Tuesday, September 08, 2015

End Of The Road Festival is 10!

I have to say that this last weekend was only my seventh EOTR (2009 - 2015) and I met at least two with a complete record. I have my ticket for EOTR 2016, however. I think that this goes bare-bones statistics to show just how people that have experienced it once tend to become attached to it in some way. It is intense because there is so much there and so it is tiringbut in the best possible sense.

By Sunday afternoon even the resident Larmer Tree Gardens peacocks were chilled.

The limited music on offer on Thursday evening was delayed by an hour by the sudden unavailability of the band scheduled to open the proceedings. That was not to matter one little bit when, at 7:30pm, the now-festival-openers took to the Tipi stage. 
When a band comes from Iceland and is also signed to Bella Union then all worries just melt away.


About seventy-two hours later, on the Tipi stage early on Sunday evening, the wonder that is EOTR was effectively book-ended by what was for me a total chance discovery. It is why festivals matter so very much.
Irish artist Lisa O'Neill playing, at this point, baritone ukulele.


Now I just have to get to grips with all the rest of it. 

Tuesday, September 01, 2015

New Music 2015 - Part 65 - Thunderbitch - Thunderbitch

This is a bit out of the blue.
Not so long ago Alabama Shakes released the band's second album Sound & Color and I mentioned it then. Brittany Howard has now revealed this, on vinyl and download, as a completely-executed side project Thunderbitch.

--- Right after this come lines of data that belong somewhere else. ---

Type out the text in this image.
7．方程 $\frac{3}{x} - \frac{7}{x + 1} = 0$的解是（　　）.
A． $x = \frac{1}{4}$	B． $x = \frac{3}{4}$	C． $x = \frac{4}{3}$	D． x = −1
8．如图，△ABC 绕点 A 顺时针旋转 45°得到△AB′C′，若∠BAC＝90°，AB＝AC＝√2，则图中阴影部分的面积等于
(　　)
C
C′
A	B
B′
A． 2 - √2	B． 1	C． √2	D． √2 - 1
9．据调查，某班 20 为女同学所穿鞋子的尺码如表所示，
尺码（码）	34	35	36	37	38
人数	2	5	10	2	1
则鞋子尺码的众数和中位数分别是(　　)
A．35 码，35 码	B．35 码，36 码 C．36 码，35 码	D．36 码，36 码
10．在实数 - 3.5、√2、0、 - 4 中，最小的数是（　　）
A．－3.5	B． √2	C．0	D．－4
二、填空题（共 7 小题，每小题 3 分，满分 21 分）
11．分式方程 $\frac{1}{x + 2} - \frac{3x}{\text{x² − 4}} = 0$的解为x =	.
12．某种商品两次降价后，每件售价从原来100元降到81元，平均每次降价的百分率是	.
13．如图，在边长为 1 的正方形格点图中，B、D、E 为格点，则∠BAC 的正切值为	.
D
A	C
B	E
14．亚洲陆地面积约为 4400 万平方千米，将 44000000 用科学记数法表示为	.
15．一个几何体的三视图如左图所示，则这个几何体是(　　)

What is more at least for now you can stream it all here.


Thunderbitch:
  • Leather Jacket
  • I Don't Care
  • I Just Wanna Rock'n'Roll
  • Eastside Party
  • Closer
  • Wild Child
  • Very Best Friend
  • My Baby Is My Guitar
  • Let Me Do What I Do Best
  • Heavenly Feeling
I'm not going to mince words: this is exactly what I had hoped that Sound & Color would sound like but didn't.